High levels of UOCR (>32 mg/g) were present in 23% of the patients. An intermeasure agreement between both urine samples was excellent: all normo-oxaluric patients had a normal second oxaluria measure and all hyperoxaluric patients except one again were hyperoxaluric.
Comparison of clinical and biological variables in hyperoxaluric and normo-oxaluric patients showed that pancreatic atrophy (P = .006), clinical steatorrhea at inclusion (P = .004), excessive alcohol intake (P = .04), and long-term diabetes (P <.001) were clinical characteristics more frequent in patients with UOCR >32 mg/g. These patients had a longer duration of disease (9.9 vs 6.3 years), and were more frequently on pancreatic enzymes (73 vs 43%) when compared to normo-oxaluric patients, although these differences were not significant. Among the biological findings, low carotenoids level (P = .04), higher UPCR (P = .02), low fecal elastase-1 level (P <.001), and high fecal acid steatocrit (P = .001) were associated with hyperoxaluria (Tables 1 and 2).
The regression analysis explained 52.7% of the variance of the oxaluria measures with only clinical steatorrhea, high steatocrit level, and pancreatic atrophy as significant predictive variables (Table 3).

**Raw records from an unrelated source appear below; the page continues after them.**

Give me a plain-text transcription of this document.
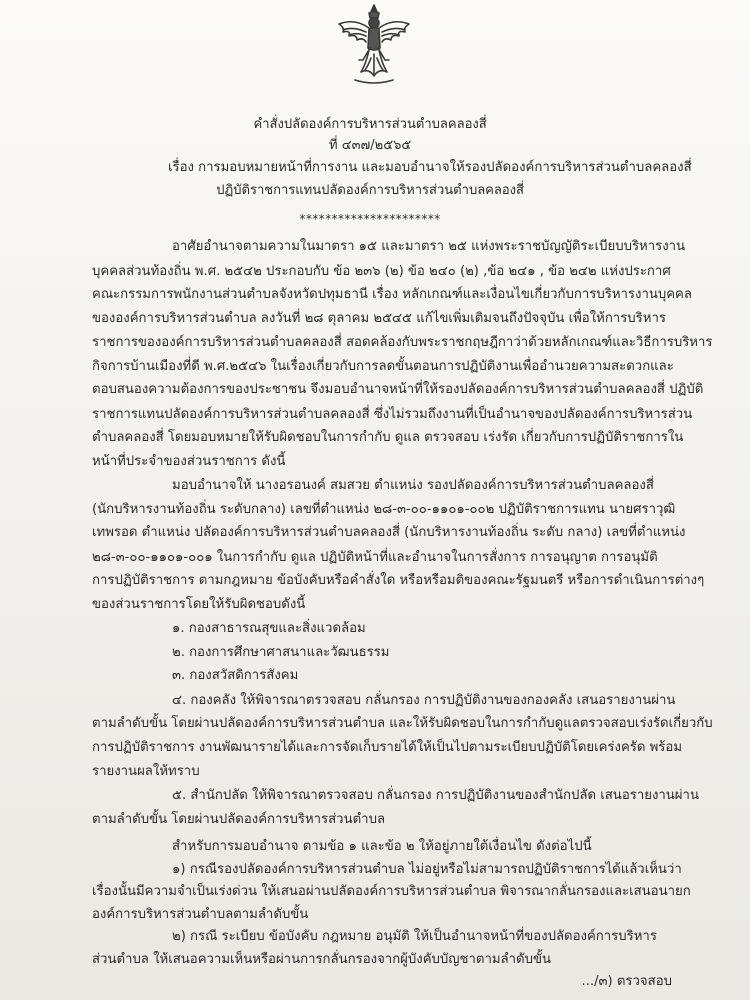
คำสั่งปลัดองค์การบริหารส่วนตำบลคลองสี่
ที่ ๔๓๗/๒๕๖๕
เรื่อง การมอบหมายหน้าที่การงาน และมอบอำนาจให้รองปลัดองค์การบริหารส่วนตำบลคลองสี่
ปฏิบัติราชการแทนปลัดองค์การบริหารส่วนตำบลคลองสี่
**********************
อาศัยอำนาจตามความในมาตรา ๑๕ และมาตรา ๒๕ แห่งพระราชบัญญัติระเบียบบริหารงาน
บุคคลส่วนท้องถิ่น พ.ศ. ๒๕๔๒ ประกอบกับ ข้อ ๒๓๖ (๒) ข้อ ๒๔๐ (๒) ,ข้อ ๒๔๑ , ข้อ ๒๔๒ แห่งประกาศ
คณะกรรมการพนักงานส่วนตำบลจังหวัดปทุมธานี เรื่อง หลักเกณฑ์และเงื่อนไขเกี่ยวกับการบริหารงานบุคคล
ขององค์การบริหารส่วนตำบล ลงวันที่ ๒๘ ตุลาคม ๒๕๔๕ แก้ไขเพิ่มเติมจนถึงปัจจุบัน เพื่อให้การบริหาร
ราชการขององค์การบริหารส่วนตำบลคลองสี่ สอดคล้องกับพระราชกฤษฎีกาว่าด้วยหลักเกณฑ์และวิธีการบริหาร
กิจการบ้านเมืองที่ดี พ.ศ.๒๕๔๖ ในเรื่องเกี่ยวกับการลดขั้นตอนการปฏิบัติงานเพื่ออำนวยความสะดวกและ
ตอบสนองความต้องการของประชาชน จึงมอบอำนาจหน้าที่ให้รองปลัดองค์การบริหารส่วนตำบลคลองสี่ ปฏิบัติ
ราชการแทนปลัดองค์การบริหารส่วนตำบลคลองสี่ ซึ่งไม่รวมถึงงานที่เป็นอำนาจของปลัดองค์การบริหารส่วน
ตำบลคลองสี่ โดยมอบหมายให้รับผิดชอบในการกำกับ ดูแล ตรวจสอบ เร่งรัด เกี่ยวกับการปฏิบัติราชการใน
หน้าที่ประจำของส่วนราชการ ดังนี้
มอบอำนาจให้ นางอรอนงค์ สมสวย ตำแหน่ง รองปลัดองค์การบริหารส่วนตำบลคลองสี่
(นักบริหารงานท้องถิ่น ระดับกลาง) เลขที่ตำแหน่ง ๒๘-๓-๐๐-๑๑๐๑-๐๐๒ ปฏิบัติราชการแทน นายศราวุฒิ
เทพรอด ตำแหน่ง ปลัดองค์การบริหารส่วนตำบลคลองสี่ (นักบริหารงานท้องถิ่น ระดับ กลาง) เลขที่ตำแหน่ง
๒๘-๓-๐๐-๑๑๐๑-๐๐๑ ในการกำกับ ดูแล ปฏิบัติหน้าที่และอำนาจในการสั่งการ การอนุญาต การอนุมัติ
การปฏิบัติราชการ ตามกฎหมาย ข้อบังคับหรือคำสั่งใด หรือหรือมติของคณะรัฐมนตรี หรือการดำเนินการต่างๆ
ของส่วนราชการโดยให้รับผิดชอบดังนี้
๑. กองสาธารณสุขและสิ่งแวดล้อม
๒. กองการศึกษาศาสนาและวัฒนธรรม
๓. กองสวัสดิการสังคม
๔. กองคลัง ให้พิจารณาตรวจสอบ กลั่นกรอง การปฏิบัติงานของกองคลัง เสนอรายงานผ่าน
ตามลำดับขั้น โดยผ่านปลัดองค์การบริหารส่วนตำบล และให้รับผิดชอบในการกำกับดูแลตรวจสอบเร่งรัดเกี่ยวกับ
การปฏิบัติราชการ งานพัฒนารายได้และการจัดเก็บรายได้ให้เป็นไปตามระเบียบปฏิบัติโดยเคร่งครัด พร้อม
รายงานผลให้ทราบ
๕. สำนักปลัด ให้พิจารณาตรวจสอบ กลั่นกรอง การปฏิบัติงานของสำนักปลัด เสนอรายงานผ่าน
ตามลำดับขั้น โดยผ่านปลัดองค์การบริหารส่วนตำบล
สำหรับการมอบอำนาจ ตามข้อ ๑ และข้อ ๒ ให้อยู่ภายใต้เงื่อนไข ดังต่อไปนี้
๑) กรณีรองปลัดองค์การบริหารส่วนตำบล ไม่อยู่หรือไม่สามารถปฏิบัติราชการได้แล้วเห็นว่า
เรื่องนั้นมีความจำเป็นเร่งด่วน ให้เสนอผ่านปลัดองค์การบริหารส่วนตำบล พิจารณากลั่นกรองและเสนอนายก
องค์การบริหารส่วนตำบลตามลำดับขั้น
๒) กรณี ระเบียบ ข้อบังคับ กฎหมาย อนุมัติ ให้เป็นอำนาจหน้าที่ของปลัดองค์การบริหาร
ส่วนตำบล ให้เสนอความเห็นหรือผ่านการกลั่นกรองจากผู้บังคับบัญชาตามลำดับขั้น
.../๓) ตรวจสอบ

Inclusion of “pancreatic enzyme therapy” as a binary covariate in the regression analysis, after having removed the nonsignificant covariates, did not modify these associations (data not show). The presence of clinical steatorrhea, steatocrit level >31%, and pancreatic atrophy was associated with a positive predictive value of 100% and a negative predictive value of 86% of having hyperoxaluria.

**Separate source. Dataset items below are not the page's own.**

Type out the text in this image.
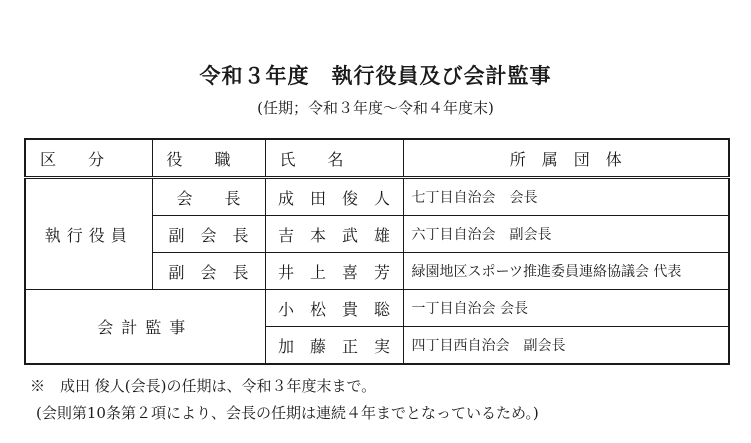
令和３年度　執行役員及び会計監事
(任期；令和３年度～令和４年度末)
区　　分	役　　職	氏　　名	所　属　団　体
執行役員	会　　長	成　田　俊　人	七丁目自治会　会長
	副　会　長	吉　本　武　雄	六丁目自治会　副会長
	副　会　長	井　上　喜　芳	緑園地区スポーツ推進委員連絡協議会 代表
会計監事		小　松　貴　聡	一丁目自治会 会長
		加　藤　正　実	四丁目西自治会　副会長
※　成田 俊人(会長)の任期は、令和３年度末まで。
(会則第10条第２項により、会長の任期は連続４年までとなっているため。)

Altogether, these data show a high prevalence of hyperoxaluria in patients with CP and a significant association with markers of exocrine dysfunction.
Follow-up data on renal function were available in 7/11 (64%) patients with UOCR >32 mg/g and in 27/37 (73%) patients with normo-oxaluria at baseline. The mean duration of follow-up was 904 days, with no difference between patients with or without hyperoxaluria (P = .59). The mean annual decline in eGFR was highly variable in this limited number of patients with longitudinal follow-up, and values of –6.4 ± 3.4 and –0.1 ± 1.9 mL/min/1.73 m2 were observed in patients with UOCR >32 mg/g or ≤32 mg/g, respectively (P = .10). Annual change in eGFR closely correlated with the baseline level of UOCR (Spearman, r = 0.39, P = .02). UOCR >32 mg/g was significantly and independently associated with a higher risk of eGFR loss during follow-up after adjustment for established determinants of renal function decline, including gender, diabetes, bicarbonate level, baseline eGFR, and UPCR (Table 4).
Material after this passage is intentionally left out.